Posted by TimSawyer25@reddit | LocalLLaMA | View on Reddit | 9 comments

I did a quick and dirty test at 16k and it was pretty interesting.

Running on dual 3090's

Context Vram: Turbo 1.8gb -- LM 5.4gb

Turbo -- LM
12 fact recall: 8 / 8 -- 8 / 8

Instruction discipline : 1 rule violation -- 0 violations

Mid prompt recall trap: 5 / 5 -- 5 / 5

A1 to A20 item recall: 6 / 6 -- 6 / 6

Archive Loaded stress: 15 / 20 -- 20 / 20

Vault Sealed heavy distraction: 19 / 20 -- 20 / 20

Deep Vault Sealed near limit: 26 / 26 -- 26 / 26

Objective recall total: 79 / 85 -- 85 / 85

So LM did win, but Turbo did very well considering.

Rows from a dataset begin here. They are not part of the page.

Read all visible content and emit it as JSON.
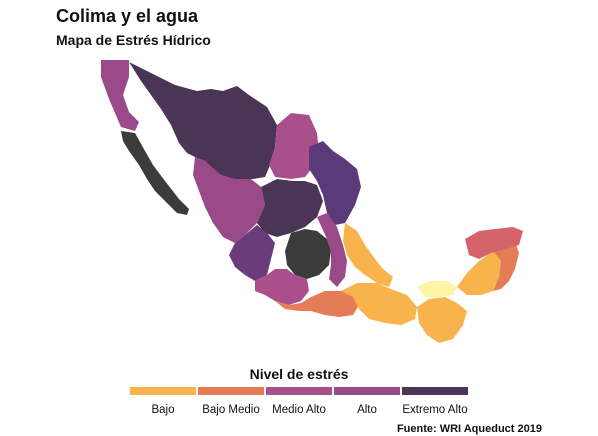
{
  "title": "Colima y el agua",
  "subtitle": "Mapa de Estrés Hídrico",
  "legend": {
    "title": "Nivel de estrés",
    "items": [
      {
        "label": "Bajo",
        "color": "#f8b34d"
      },
      {
        "label": "Bajo Medio",
        "color": "#e57c57"
      },
      {
        "label": "Medio Alto",
        "color": "#a9508c"
      },
      {
        "label": "Alto",
        "color": "#9a4a88"
      },
      {
        "label": "Extremo Alto",
        "color": "#4a3556"
      }
    ]
  },
  "source": "Fuente: WRI Aqueduct 2019",
  "map_colors": {
    "extremo_alto_dark": "#3b3b3b",
    "lowest": "#fff4a8"
  }
}
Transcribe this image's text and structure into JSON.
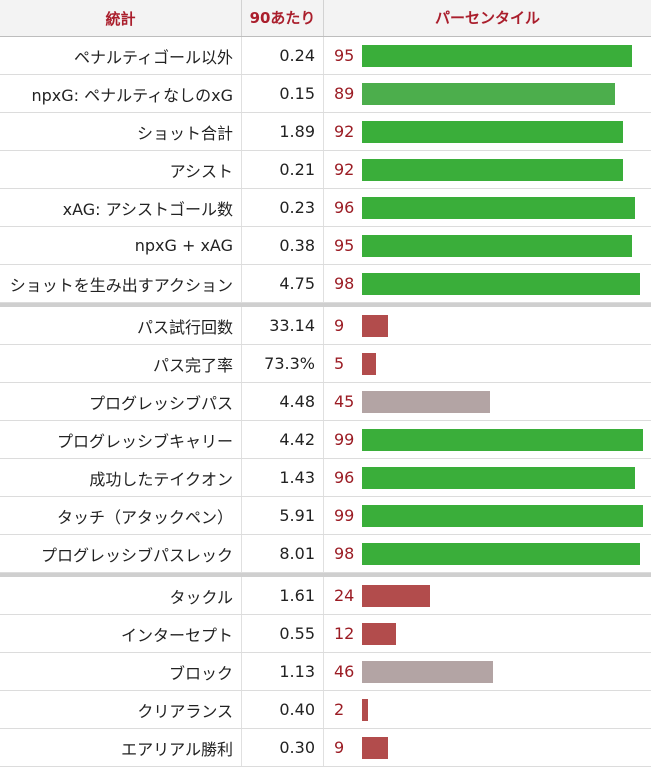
{
  "header": {
    "stat_label": "統計",
    "per90_label": "90あたり",
    "percentile_label": "パーセンタイル"
  },
  "colors": {
    "high": "#3aae3a",
    "high_alt": "#4cae4c",
    "mid": "#b3a4a4",
    "low": "#b24c4c",
    "header_text": "#aa1e2c"
  },
  "groups": [
    [
      {
        "name": "ペナルティゴール以外",
        "per90": "0.24",
        "percentile": "95",
        "pct_value": 95,
        "tier": "high"
      },
      {
        "name": "npxG: ペナルティなしのxG",
        "per90": "0.15",
        "percentile": "89",
        "pct_value": 89,
        "tier": "high_alt"
      },
      {
        "name": "ショット合計",
        "per90": "1.89",
        "percentile": "92",
        "pct_value": 92,
        "tier": "high"
      },
      {
        "name": "アシスト",
        "per90": "0.21",
        "percentile": "92",
        "pct_value": 92,
        "tier": "high"
      },
      {
        "name": "xAG: アシストゴール数",
        "per90": "0.23",
        "percentile": "96",
        "pct_value": 96,
        "tier": "high"
      },
      {
        "name": "npxG + xAG",
        "per90": "0.38",
        "percentile": "95",
        "pct_value": 95,
        "tier": "high"
      },
      {
        "name": "ショットを生み出すアクション",
        "per90": "4.75",
        "percentile": "98",
        "pct_value": 98,
        "tier": "high"
      }
    ],
    [
      {
        "name": "パス試行回数",
        "per90": "33.14",
        "percentile": "9",
        "pct_value": 9,
        "tier": "low"
      },
      {
        "name": "パス完了率",
        "per90": "73.3%",
        "percentile": "5",
        "pct_value": 5,
        "tier": "low"
      },
      {
        "name": "プログレッシブパス",
        "per90": "4.48",
        "percentile": "45",
        "pct_value": 45,
        "tier": "mid"
      },
      {
        "name": "プログレッシブキャリー",
        "per90": "4.42",
        "percentile": "99",
        "pct_value": 99,
        "tier": "high"
      },
      {
        "name": "成功したテイクオン",
        "per90": "1.43",
        "percentile": "96",
        "pct_value": 96,
        "tier": "high"
      },
      {
        "name": "タッチ（アタックペン）",
        "per90": "5.91",
        "percentile": "99",
        "pct_value": 99,
        "tier": "high"
      },
      {
        "name": "プログレッシブパスレック",
        "per90": "8.01",
        "percentile": "98",
        "pct_value": 98,
        "tier": "high"
      }
    ],
    [
      {
        "name": "タックル",
        "per90": "1.61",
        "percentile": "24",
        "pct_value": 24,
        "tier": "low"
      },
      {
        "name": "インターセプト",
        "per90": "0.55",
        "percentile": "12",
        "pct_value": 12,
        "tier": "low"
      },
      {
        "name": "ブロック",
        "per90": "1.13",
        "percentile": "46",
        "pct_value": 46,
        "tier": "mid"
      },
      {
        "name": "クリアランス",
        "per90": "0.40",
        "percentile": "2",
        "pct_value": 2,
        "tier": "low"
      },
      {
        "name": "エアリアル勝利",
        "per90": "0.30",
        "percentile": "9",
        "pct_value": 9,
        "tier": "low"
      }
    ]
  ]
}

Tok/s was a tad slower with turboquant.

TTFT didn't change.

Super cool tech, thought I didn't check to see how large I could get the context. For head to head testing I couldn't fit more than 16k on the dual 3090's with LM, so I stopped there.

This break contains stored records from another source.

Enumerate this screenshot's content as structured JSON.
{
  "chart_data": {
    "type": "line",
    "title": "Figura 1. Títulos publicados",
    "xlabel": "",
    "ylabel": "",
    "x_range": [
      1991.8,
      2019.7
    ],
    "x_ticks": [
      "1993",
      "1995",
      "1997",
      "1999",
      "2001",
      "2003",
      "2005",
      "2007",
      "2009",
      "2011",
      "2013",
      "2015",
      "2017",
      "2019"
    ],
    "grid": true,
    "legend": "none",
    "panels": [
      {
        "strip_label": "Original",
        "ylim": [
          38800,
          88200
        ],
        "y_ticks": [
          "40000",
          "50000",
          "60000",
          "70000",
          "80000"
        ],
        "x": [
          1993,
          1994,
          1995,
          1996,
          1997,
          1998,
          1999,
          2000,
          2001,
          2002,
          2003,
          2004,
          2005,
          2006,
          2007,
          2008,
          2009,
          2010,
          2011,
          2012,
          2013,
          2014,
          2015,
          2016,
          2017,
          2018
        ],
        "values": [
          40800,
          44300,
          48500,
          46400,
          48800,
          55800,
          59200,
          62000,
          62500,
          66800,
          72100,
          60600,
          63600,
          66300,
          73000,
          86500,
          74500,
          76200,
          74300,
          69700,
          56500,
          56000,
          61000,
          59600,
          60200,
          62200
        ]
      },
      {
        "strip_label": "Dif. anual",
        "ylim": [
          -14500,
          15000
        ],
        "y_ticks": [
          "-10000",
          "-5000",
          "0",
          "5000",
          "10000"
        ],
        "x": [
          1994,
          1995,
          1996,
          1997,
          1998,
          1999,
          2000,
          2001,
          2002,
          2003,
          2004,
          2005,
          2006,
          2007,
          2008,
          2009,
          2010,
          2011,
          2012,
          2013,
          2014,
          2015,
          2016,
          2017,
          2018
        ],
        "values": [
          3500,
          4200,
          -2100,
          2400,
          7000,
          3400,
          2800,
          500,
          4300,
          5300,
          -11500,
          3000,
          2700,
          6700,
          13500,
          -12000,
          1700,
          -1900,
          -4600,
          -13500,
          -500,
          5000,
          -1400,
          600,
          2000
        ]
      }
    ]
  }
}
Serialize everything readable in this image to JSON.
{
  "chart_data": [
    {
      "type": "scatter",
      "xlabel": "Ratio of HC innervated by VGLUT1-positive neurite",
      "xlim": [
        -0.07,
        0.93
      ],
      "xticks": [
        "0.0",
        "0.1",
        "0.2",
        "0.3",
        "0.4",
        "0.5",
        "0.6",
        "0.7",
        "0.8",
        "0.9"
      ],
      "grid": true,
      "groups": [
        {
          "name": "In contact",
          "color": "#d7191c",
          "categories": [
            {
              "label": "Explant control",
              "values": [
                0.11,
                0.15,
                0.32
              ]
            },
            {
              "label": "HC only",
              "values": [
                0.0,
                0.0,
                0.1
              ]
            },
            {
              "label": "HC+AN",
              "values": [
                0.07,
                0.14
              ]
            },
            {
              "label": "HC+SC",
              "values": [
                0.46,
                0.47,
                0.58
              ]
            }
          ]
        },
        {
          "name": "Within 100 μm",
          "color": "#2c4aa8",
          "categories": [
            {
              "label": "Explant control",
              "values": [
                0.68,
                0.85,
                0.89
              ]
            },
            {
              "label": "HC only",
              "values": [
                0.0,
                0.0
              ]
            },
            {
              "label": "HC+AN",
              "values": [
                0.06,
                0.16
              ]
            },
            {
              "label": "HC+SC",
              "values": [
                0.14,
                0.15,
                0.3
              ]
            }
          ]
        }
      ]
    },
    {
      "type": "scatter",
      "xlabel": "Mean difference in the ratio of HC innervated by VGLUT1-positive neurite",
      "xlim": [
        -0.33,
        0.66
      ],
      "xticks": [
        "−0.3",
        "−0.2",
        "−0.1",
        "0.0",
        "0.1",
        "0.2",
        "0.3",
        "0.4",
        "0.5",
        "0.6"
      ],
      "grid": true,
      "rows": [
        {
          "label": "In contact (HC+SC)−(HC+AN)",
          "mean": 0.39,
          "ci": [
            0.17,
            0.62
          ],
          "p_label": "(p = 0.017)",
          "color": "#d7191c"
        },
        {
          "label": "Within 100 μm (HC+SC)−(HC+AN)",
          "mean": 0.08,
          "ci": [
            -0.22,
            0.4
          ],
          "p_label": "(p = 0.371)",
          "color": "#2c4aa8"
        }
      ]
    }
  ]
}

I think it's a fair trade off depending on your use case.

Anyone playing around with turboquant and seeing similar results?

[-]

FerLuisxd@reddit

Wait so turboquant can be enabled easy in lmstudio?

[-]

TimSawyer25@reddit (OP)

I wasn't using turboquant in lmstudio, I was comparing it to the same model loaded in lmstudio.

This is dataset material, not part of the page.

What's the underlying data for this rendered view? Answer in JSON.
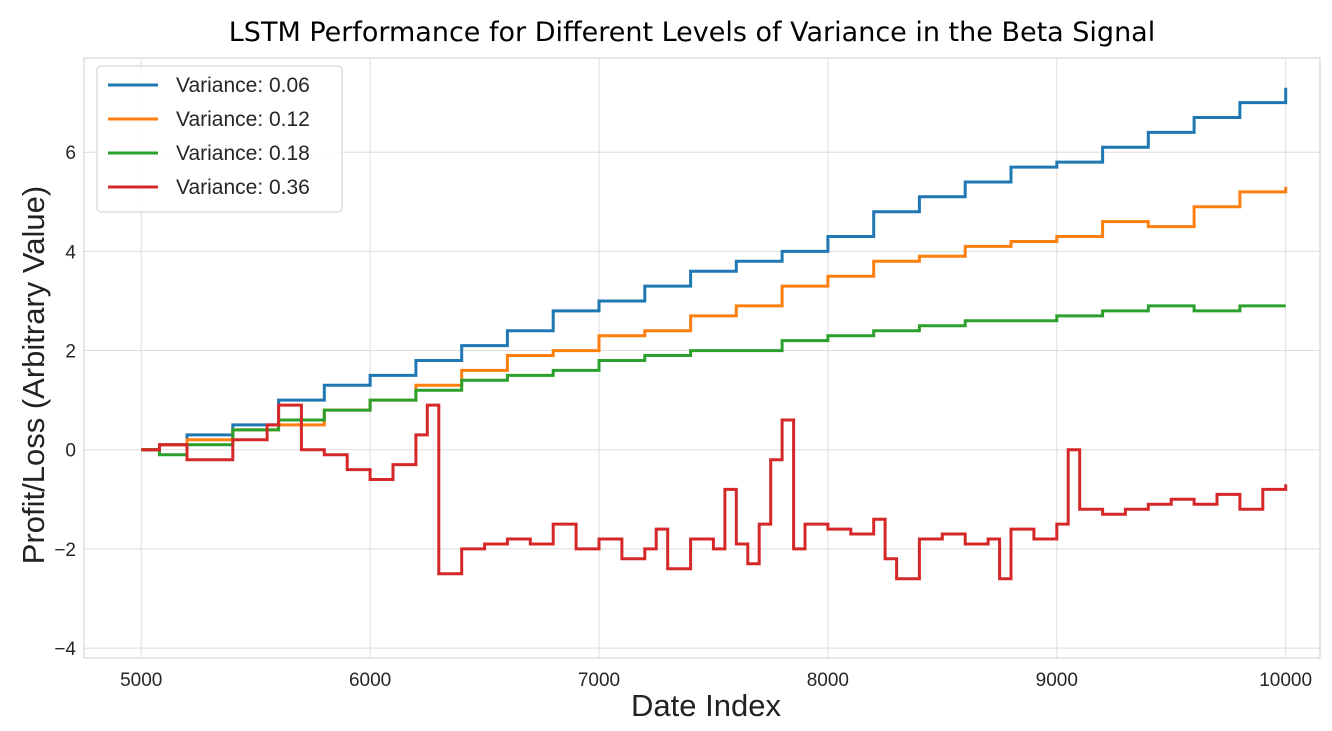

I haven't messed with it all since, so I don't know what people have managed to do with it. If it's even remotely possible to get them working together, I'm sure someone in the homelab scene has made it happen.

[-]

Hi-Angel@reddit

I am confused, so what are you comparing exactly to LMStudio Llama? From what I understand, turboquant is an algorithm for more efficient weights packing. Some version of Llama may as well be compressed by turboquant, so I don't quite understand topic title.

[-]

TimSawyer25@reddit (OP)

TurboQuant doesn’t alter the model weights. It compresses the KV cache/context memory. I used the same Llama 3.3 70B Q4_K_M GGUF model in both tests. LM Studio for the baseline run, and the llama.cpp TurboQuant fork launched from PowerShell for the TurboQuant run.

[-]

LevitySolution@reddit

From the FAQ: Is the zero-loss claim real?

At 3.5 bits, the paper reports quality neutrality on long-context benchmarks. At 2.5 bits there is a small drop on harder edge cases. You didn't mention if you had 2.5 or 3.5 bit, but if they are correct it would imply you had 2.5 bit compression.

[-]

TimSawyer25@reddit (OP)

I was running turbo3. -ctk turbo3 -ctv turbo3 which (as I understand it) is more or less 3.5 bit not 2.5. I'm assuming sharding may have played a role in my result. I'm going to hit it again with a smaller model on a single card and see how it behaves. I'll share what I find. Thanks for the FAQ, I hadn't seen it.

[-]

LevitySolution@reddit

Apparently some models are ok with compression of V but not K I think it is.

[-]

TimSawyer25@reddit (OP)

I just saw Alex Ziskinds video and he said thetom told him Q8 on K and Turbo on V. Appears that changed the game. Cool that he seems to show nearly identical performance issues with turbo 3 on both that I did in my quick and dirty test here.

[-]

fragment_me@reddit

I ran some KLD tests and it was worse than Q4_0. So it makes no sense to me. I think the implementation was not accurate but this is all foreign to me so I’m just speculating.